Artificial intelligence has sparked one of the largest infrastructure races in recent memory. Data center construction is accelerating across North America as technology companies, investors, and governments compete to expand computing capacity. Research suggests that global data center capacity could nearly double by 2030, while construction costs and demand for specialized labor continue to climb.
Much of the public discourse tends to focus on investment figures and technological breakthroughs. Michael Hulst, founder of Harbor Project Management, believes a far more integral conversation is being overlooked: how this infrastructure will actually be built.
Harbor Project Management helps industrial and commercial clients navigate complex engineering and construction projects through disciplined execution and coordination. Drawing on decades of experience in power generation, construction, and project management, Hulst sees warning signs emerging as enthusiasm around AI fuels increasingly ambitious construction plans.
He says, "We're charging ahead 100 miles an hour. We're all excited about what can get done, but I don't know if we can really sit back and look at the complexity and the real risks." His concern is not with AI itself. Hulst regularly uses the technology and views it as an important advancement. His concern lies in a phenomenon he calls 'positivity bias,' which is the tendency to focus on potential outcomes while underestimating the practical challenges required to achieve them.
According to him, large infrastructure projects offer plenty of examples. Hulst points to California's long-running high-speed rail project as a cautionary tale in how optimism can outpace execution. He highlights that cost overruns, shifting timelines, regulatory hurdles, and changing political priorities can transform promising plans into expansive unfinished work.
"It drives me crazy from an engineering and project management perspective to see projects that don't get finished and billions of dollars are spent with nothing to show for it," he says.
Data centers, he acknowledges, face their own set of challenges. Hulst points to factors like power generation capacity, site selection, permitting requirements, equipment availability, and community considerations that influence project viability. Yet he believes the most pressing issue is talent.
Across the United States, the construction industry faces a significant shortage of skilled workers, with positions remaining unfilled as demand continues to rise. Electricians, boilermakers, pipefitters, commissioning specialists, and other trades are becoming critical constraints on project schedules. "Building AI requires trades, and it requires people. Those people don't exist. There aren't enough skilled trades to do it," he says.

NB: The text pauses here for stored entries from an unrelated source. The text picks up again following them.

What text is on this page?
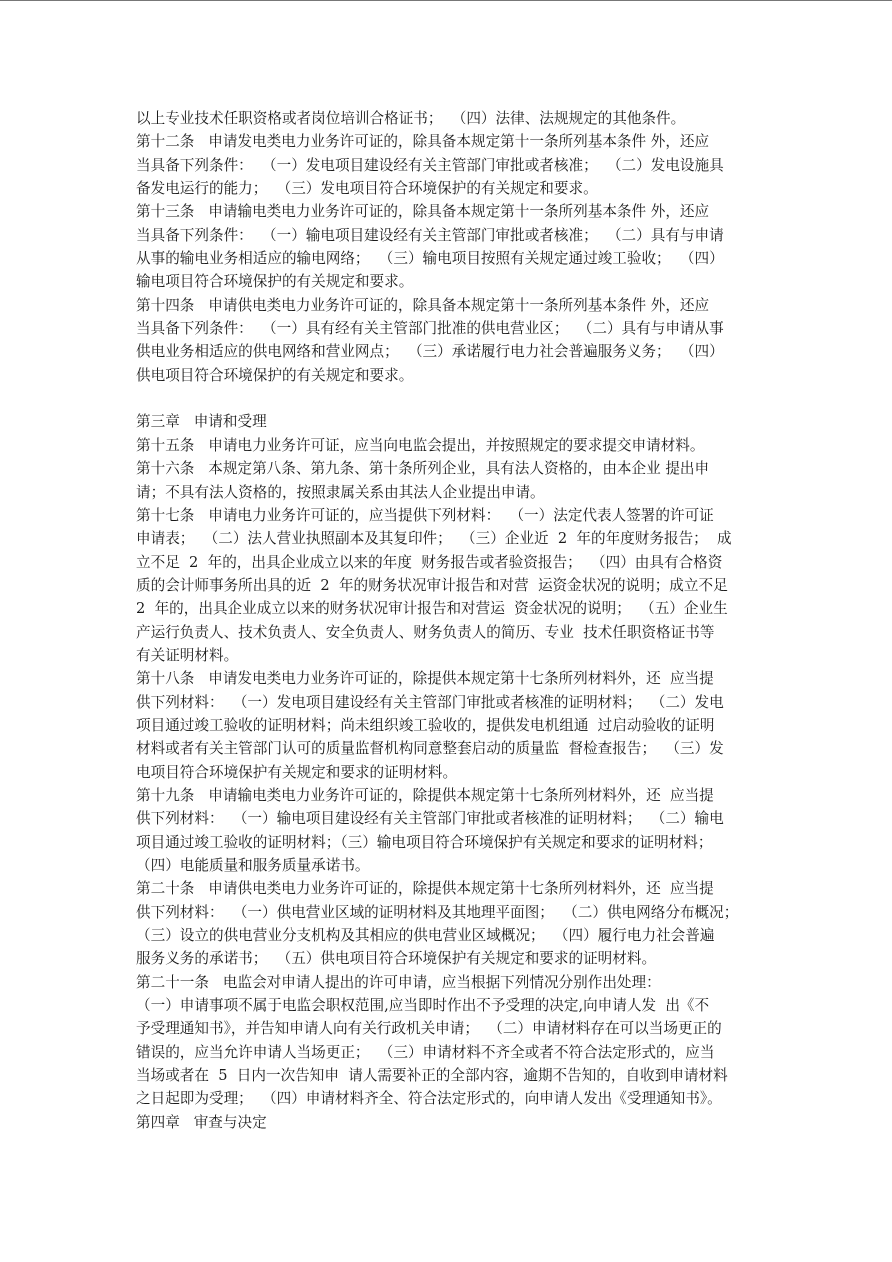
以上专业技术任职资格或者岗位培训合格证书；  （四）法律、法规规定的其他条件。
第十二条   申请发电类电力业务许可证的，除具备本规定第十一条所列基本条件 外，还应
当具备下列条件：  （一）发电项目建设经有关主管部门审批或者核准；  （二）发电设施具
备发电运行的能力；  （三）发电项目符合环境保护的有关规定和要求。
第十三条   申请输电类电力业务许可证的，除具备本规定第十一条所列基本条件 外，还应
当具备下列条件：  （一）输电项目建设经有关主管部门审批或者核准；  （二）具有与申请
从事的输电业务相适应的输电网络；  （三）输电项目按照有关规定通过竣工验收；  （四）
输电项目符合环境保护的有关规定和要求。
第十四条   申请供电类电力业务许可证的，除具备本规定第十一条所列基本条件 外，还应
当具备下列条件：  （一）具有经有关主管部门批准的供电营业区；  （二）具有与申请从事
供电业务相适应的供电网络和营业网点；  （三）承诺履行电力社会普遍服务义务；  （四）
供电项目符合环境保护的有关规定和要求。
第三章   申请和受理
第十五条   申请电力业务许可证，应当向电监会提出，并按照规定的要求提交申请材料。
第十六条   本规定第八条、第九条、第十条所列企业，具有法人资格的，由本企业 提出申
请；不具有法人资格的，按照隶属关系由其法人企业提出申请。
第十七条   申请电力业务许可证的，应当提供下列材料：  （一）法定代表人签署的许可证
申请表；  （二）法人营业执照副本及其复印件；  （三）企业近  2  年的年度财务报告；  成
立不足  2  年的，出具企业成立以来的年度  财务报告或者验资报告；  （四）由具有合格资
质的会计师事务所出具的近  2  年的财务状况审计报告和对营  运资金状况的说明；成立不足
2  年的，出具企业成立以来的财务状况审计报告和对营运  资金状况的说明；  （五）企业生
产运行负责人、技术负责人、安全负责人、财务负责人的简历、专业  技术任职资格证书等
有关证明材料。
第十八条   申请发电类电力业务许可证的，除提供本规定第十七条所列材料外，还  应当提
供下列材料：  （一）发电项目建设经有关主管部门审批或者核准的证明材料；  （二）发电
项目通过竣工验收的证明材料；尚未组织竣工验收的，提供发电机组通  过启动验收的证明
材料或者有关主管部门认可的质量监督机构同意整套启动的质量监  督检查报告；  （三）发
电项目符合环境保护有关规定和要求的证明材料。
第十九条   申请输电类电力业务许可证的，除提供本规定第十七条所列材料外，还  应当提
供下列材料：  （一）输电项目建设经有关主管部门审批或者核准的证明材料；  （二）输电
项目通过竣工验收的证明材料；（三）输电项目符合环境保护有关规定和要求的证明材料；
（四）电能质量和服务质量承诺书。
第二十条   申请供电类电力业务许可证的，除提供本规定第十七条所列材料外，还  应当提
供下列材料：  （一）供电营业区域的证明材料及其地理平面图；  （二）供电网络分布概况；
（三）设立的供电营业分支机构及其相应的供电营业区域概况；  （四）履行电力社会普遍
服务义务的承诺书；  （五）供电项目符合环境保护有关规定和要求的证明材料。
第二十一条   电监会对申请人提出的许可申请，应当根据下列情况分别作出处理：
（一）申请事项不属于电监会职权范围,应当即时作出不予受理的决定,向申请人发  出《不
予受理通知书》，并告知申请人向有关行政机关申请；  （二）申请材料存在可以当场更正的
错误的，应当允许申请人当场更正；  （三）申请材料不齐全或者不符合法定形式的，应当
当场或者在  5  日内一次告知申  请人需要补正的全部内容，逾期不告知的，自收到申请材料
之日起即为受理；  （四）申请材料齐全、符合法定形式的，向申请人发出《受理通知书》。
第四章   审查与决定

His observations are reinforced by what he sees across the industry. According to Hulst, companies are competing for the same labor pools, while some major contractors have secured critical equipment years in advance simply to ensure availability. At the same time, developers are announcing large-scale projects that require enormous amounts of specialized expertise.
Project discipline becomes especially important in that environment, he notes. Hulst believes many delays originate long before construction begins, often during planning and budgeting stages. He explains, "I think it's a lack of transparency, or a lack of honest assessment of risks and potential delays. You can't build faster, more complex, bigger, and cheaper at the same time. Something has to give."

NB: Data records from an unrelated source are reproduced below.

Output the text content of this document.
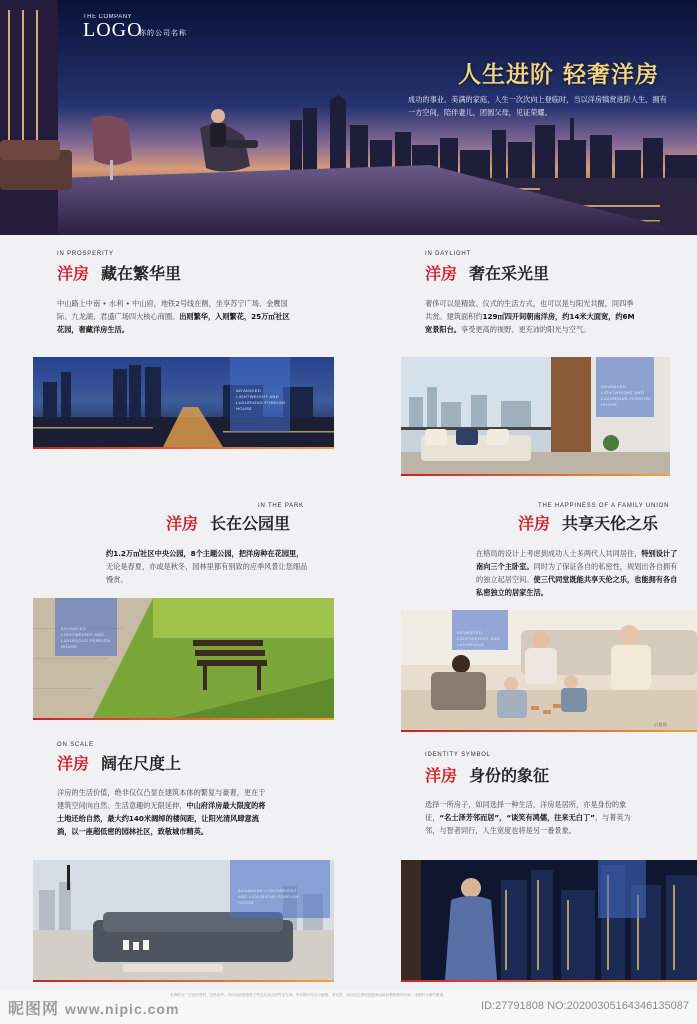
THE COMPANY
LOGO
你的公司名称
人生进阶 轻奢洋房
成功的事业、美满的家庭，人生一次次向上登临时，当以洋房犒赏进阶人生，拥有一方空间，陪伴妻儿，团圆父母，见证荣耀。
IN PROSPERITY
洋房 藏在繁华里
中山路上中南 • 水利 • 中山府，地铁2号线在侧，坐享苏宁广场、金鹰国际、九龙湖、君盛广场四大核心商圈。出则繁华，入则繁花，25万㎡社区花园，奢藏洋房生活。
ADVANCED LIGHTWEIGHT AND LUXURIOUS FOREIGN HOUSE
IN DAYLIGHT
洋房 奢在采光里
奢侈可以是精致、仪式的生活方式，也可以是与阳光共醒，同四季共赏。建筑面积约129㎡四开间朝南洋房，约14米大面宽，约6M宽景阳台。享受更高的视野、更充沛的阳光与空气。
ADVANCED LIGHTWEIGHT AND LUXURIOUS FOREIGN HOUSE
IN THE PARK
洋房 长在公园里
约1.2万㎡社区中央公园，8个主题公园，把洋房种在花园里，无论是春夏，亦或是秋冬，园林里都有别致的应季风景让您细品慢赏。
ADVANCED LIGHTWEIGHT AND LUXURIOUS FOREIGN HOUSE
THE HAPPINESS OF A FAMILY UNION
洋房 共享天伦之乐
在格局的设计上考虑到成功人士多两代人共同居住，特别设计了南向三个主卧室。同时为了保证各自的私密性，规划出各自拥有的独立起居空间。使三代同堂既能共享天伦之乐，也能拥有各自私密独立的居家生活。
ADVANCED LIGHTWEIGHT AND LUXURIOUS FOREIGN HOUSE
示意图
ON SCALE
洋房 阔在尺度上
洋房的生活价值，绝非仅仅凸显在建筑本体的繁复与豪奢，更在于建筑空间向自然、生活意趣的无限延伸，中山府洋房最大限度的将土地还给自然，最大约140米阔绰的楼间距，让阳光清风肆意流淌，以一座超低密的园林社区，致敬城市精英。
ADVANCED LIGHTWEIGHT AND LUXURIOUS FOREIGN HOUSE
IDENTITY SYMBOL
洋房 身份的象征
选择一所房子，如同选择一种生活，洋房是居所，亦是身份的象征，“名士泽芳邻而居”，“谈笑有鸿儒，往来无白丁”，与菁英为邻，与智者同行，人生宽度也将是另一番景象。
昵图网 www.nipic.com
本海报为广告宣传资料，仅供参考，具体以政府批准文件及买卖合同约定为准。所有图片均为示意图，非实景，项目周边规划及配套以政府最终规划为准。本资料为要约邀请。
ID:27791808 NO:20200305164346135087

Managing projects for years taught him that successful execution depends on realistic schedules and labor assumptions, and a willingness to communicate difficult truths early. Investors and owners may not always welcome those conversations, but Hulst argues they are essential.

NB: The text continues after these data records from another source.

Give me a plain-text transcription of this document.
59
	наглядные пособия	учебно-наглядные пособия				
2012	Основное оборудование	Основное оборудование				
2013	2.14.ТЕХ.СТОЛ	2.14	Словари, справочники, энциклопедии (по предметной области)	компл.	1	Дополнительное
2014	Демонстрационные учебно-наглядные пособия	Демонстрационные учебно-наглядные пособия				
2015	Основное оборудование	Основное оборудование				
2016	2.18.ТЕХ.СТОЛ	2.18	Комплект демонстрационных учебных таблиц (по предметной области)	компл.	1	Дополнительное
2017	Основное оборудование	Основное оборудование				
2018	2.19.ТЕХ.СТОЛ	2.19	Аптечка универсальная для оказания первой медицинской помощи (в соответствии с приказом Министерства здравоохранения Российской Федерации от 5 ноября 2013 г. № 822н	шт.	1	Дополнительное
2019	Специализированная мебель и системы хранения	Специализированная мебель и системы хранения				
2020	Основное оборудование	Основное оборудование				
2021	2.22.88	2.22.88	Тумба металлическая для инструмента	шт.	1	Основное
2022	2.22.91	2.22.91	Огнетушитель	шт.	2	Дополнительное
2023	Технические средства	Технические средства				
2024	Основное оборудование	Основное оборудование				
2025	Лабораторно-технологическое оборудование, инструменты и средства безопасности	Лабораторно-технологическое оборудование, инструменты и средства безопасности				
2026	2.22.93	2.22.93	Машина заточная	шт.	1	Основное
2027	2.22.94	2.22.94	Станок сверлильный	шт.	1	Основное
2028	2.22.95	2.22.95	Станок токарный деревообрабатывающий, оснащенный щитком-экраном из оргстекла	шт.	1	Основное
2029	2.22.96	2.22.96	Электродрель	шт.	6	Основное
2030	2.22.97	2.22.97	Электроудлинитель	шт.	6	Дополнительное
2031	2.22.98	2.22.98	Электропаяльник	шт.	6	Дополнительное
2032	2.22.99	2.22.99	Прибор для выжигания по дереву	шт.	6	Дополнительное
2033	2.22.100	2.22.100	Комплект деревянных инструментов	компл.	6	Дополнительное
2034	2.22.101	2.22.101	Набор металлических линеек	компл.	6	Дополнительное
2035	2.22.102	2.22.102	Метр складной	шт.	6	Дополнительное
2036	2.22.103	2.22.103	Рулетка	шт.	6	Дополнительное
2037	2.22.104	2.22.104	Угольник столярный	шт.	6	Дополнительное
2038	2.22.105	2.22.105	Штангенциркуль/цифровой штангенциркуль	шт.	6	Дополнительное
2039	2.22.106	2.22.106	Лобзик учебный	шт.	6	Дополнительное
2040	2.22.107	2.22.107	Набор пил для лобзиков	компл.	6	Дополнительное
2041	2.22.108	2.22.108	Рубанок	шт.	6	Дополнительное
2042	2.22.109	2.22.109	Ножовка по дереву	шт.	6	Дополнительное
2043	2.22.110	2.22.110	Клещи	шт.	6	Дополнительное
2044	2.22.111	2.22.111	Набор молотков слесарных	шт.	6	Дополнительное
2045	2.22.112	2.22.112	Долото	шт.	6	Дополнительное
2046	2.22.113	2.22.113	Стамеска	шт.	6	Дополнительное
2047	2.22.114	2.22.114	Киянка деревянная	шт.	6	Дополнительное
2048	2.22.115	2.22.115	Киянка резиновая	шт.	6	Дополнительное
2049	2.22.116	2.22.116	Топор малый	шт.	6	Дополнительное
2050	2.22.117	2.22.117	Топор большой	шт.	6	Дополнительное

"If we aren't really honest about what can get done and what's the real time frame, there will be a lot of money spent on unfinished projects," he says.
Solving the labor challenges, in Hulst's view, ultimately requires looking much earlier in the pipeline. He believes Western education systems have spent decades presenting college as the primary path to success while undervaluing skilled trades.
"We need to seriously invest in our youth and young people getting into the trades," he says. "Shop classes aren't for kids who can't go to college. They're for people with skills."
Electricians, boilermakers, welders, pipefitters, and other tradespeople, Hulst notes, will play a direct role in shaping the AI economy. He argues that apprenticeships, trade education, and workforce development deserve the same attention currently being given to data center investment announcements. "You can't have AI without welders," he says.
As AI infrastructure expands, Hulst believes success will depend on viewing the challenge through a wider lens. The lens, he adds, encompasses mindful financing, technology, power, skilled labor, and education. Progress, he posits, only happens when every piece of that equation receives an equal level of attention.